La escritora argentina, residente en Francia, entiende a la literatura como un trabajo de resistencia cuyos blancos son las ideas de corrección política y las imposiciones del mercado. La construcción de una voz propia contra la lengua del poder.
10 de noviembre de 2020
Estilo personal. La autora encontró su propia voz narrativa cuando se radicó en Europa. (Prensa)Ariana Harwicz tiene fijada una definición en su cuenta de Twitter: «Un editor es el que cree en vos cuando no vendés, no ganás ningún premio y tus libros no tienen género determinado ni van con el espíritu de la época. Cuando vendés, ganás premios y tus libros sincronizan con la música ambiente, se llama socio». El texto habla de su experiencia y sobre todo de una posición personal que privilegia el riesgo y entiende al libro «como un acto de resistencia política».
Nacida en Buenos Aires en 1977, Harwicz comenzó a escribir cuando se radicó en Francia, en 2007. «En Argentina estudié teatro, arte, filosofía, escritura de cine, hice una carrera atrás de otra, pero esos conocimientos académicos y esas lecturas no lograron dar con una escritura personal, con un estilo, con una voz –cuenta–. Había algo que no funcionaba en la distancia que tiene que haber para escribir, necesitaba otra perspectiva».

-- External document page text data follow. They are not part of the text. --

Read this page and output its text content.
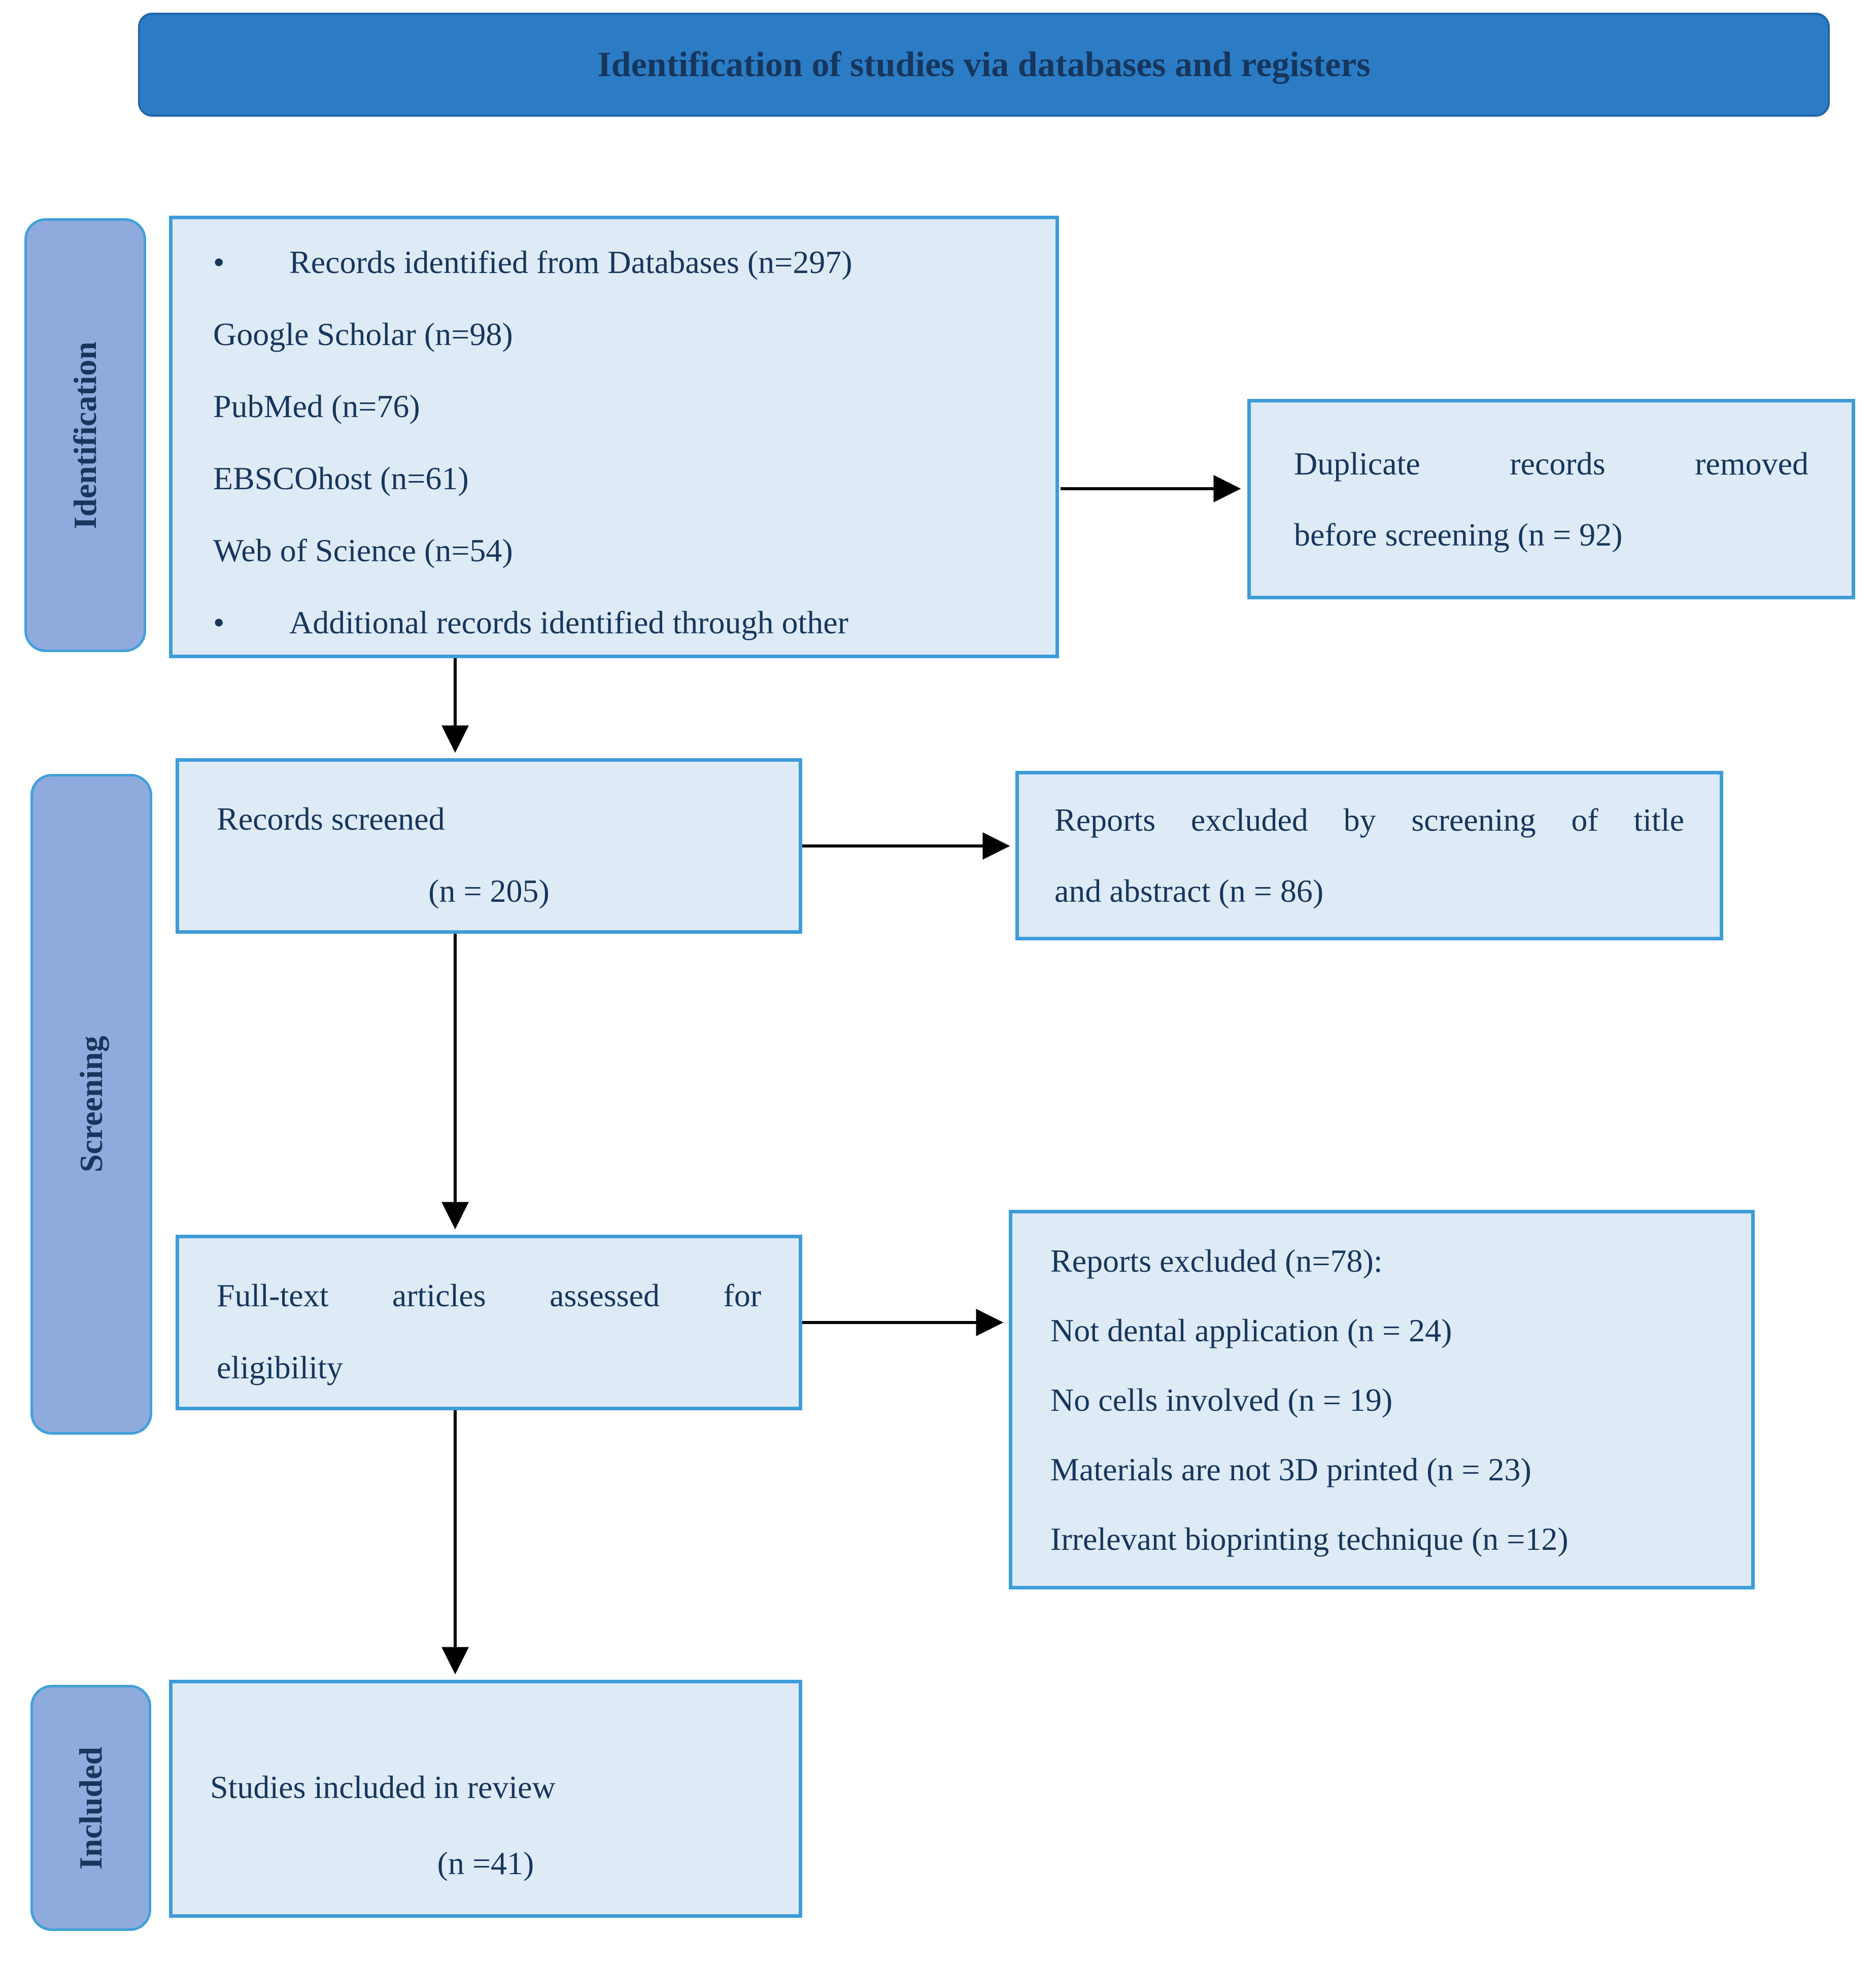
Identification of studies via databases and registers
Identification
Screening
Included
• Records identified from Databases (n=297)
Google Scholar (n=98)
PubMed (n=76)
EBSCOhost (n=61)
Web of Science (n=54)
• Additional records identified through other
Duplicate records removed
before screening (n = 92)
Records screened
(n = 205)
Reports excluded by screening of title
and abstract (n = 86)
Full-text articles assessed for
eligibility
Reports excluded (n=78):
Not dental application (n = 24)
No cells involved (n = 19)
Materials are not 3D printed (n = 23)
Irrelevant bioprinting technique (n =12)
Studies included in review
(n =41)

El efecto no fue inmediato, «pero habitar otra lengua armó mi lengua de escritora». Matate, amor (2012), su primera novela, introdujo una literatura que se singularizó por el modo en que abordó las figuras y los discursos en torno a la mujer, los hijos y el deseo, en una línea que se extiende en La débil mental (2014) y Precoz (2017): «Desacralizar la familia, los vínculos filiares, las relaciones de amor y ver cómo ahí anida el germen de toda violencia y de todo odio». La influencia de «la extranjería», como dice, no solo se proyecta en una lengua de ritmo intenso y calibre poético, intervenida por neologismos y voces de otras lenguas: en París –vive entre la capital y Sancerre, un pueblo célebre por sus vinos– Harwicz no deja de sentirse «una turista, una visitante, una extranjera». Cuando habla de la escritura piensa en una práctica clandestina, una acción cuyos blancos privilegiados son las ideas de la corrección política y las imposiciones del mercado.
Perforar la realidad
«Escribir es un arte en la medida en que la escritura es un combate contra la lengua del poder. Muy básicamente, la lengua del poder sería la lengua establecida, con la que nos martillean el cerebro todos los días, la lengua del eslogan, de los clichés, lo que dice el mainstream, el ronroneo de la repetición del lugar común. Cada época y cada ideología construyen su lengua, es muy claro en los totalitarismos. Esa es la lengua contra la que hay que apuntar y dar a matar cuando se escribe», dice.
Sus novelas fueron traducidas a quince idiomas y adaptadas al teatro. Pero las expectativas de los editores o su imagen de autora «no importan para nada», asegura Harwicz. Ninguno de mis libros puede ser acusado de haber sido escrito para un determinado mercado –agrega–. Si escribir es irse del mundo, si es la hipótesis de salida de la realidad en el sentido de correrse, de perforar la realidad, ganar un premio o conseguir un adelanto más importante no quiere decir nada, de verdad.
En Degenerado (2019), Harwicz toma la voz de un pedófilo y elabora su historia en una trama de discursos que interroga las representaciones sociales de víctimas y victimarios. «La culpa es colectiva», dice el protagonista, que además entiende que «ejecutó lo que el poder le dictó». Harwicz define al libro como «un manifiesto», en la tradición de los relatos sobre enjuiciamientos y con especial atención a un elemento del cine documental, la última palabra del condenado a muerte.
«Me interesó pensar cuál era la lengua de la sociedad y cuál la de los victimarios, los torturadores, los asesinos –explica–. Nos asustamos de los virus, de las catástrofes naturales, pero yo más que nada me asustaría del ser humano, tan misterioso, tan impredecible. Contra los relatos bien pensantes que reducen el crimen a un desequilibrio individual, Harwicz apunta a «la hipocresía del poder».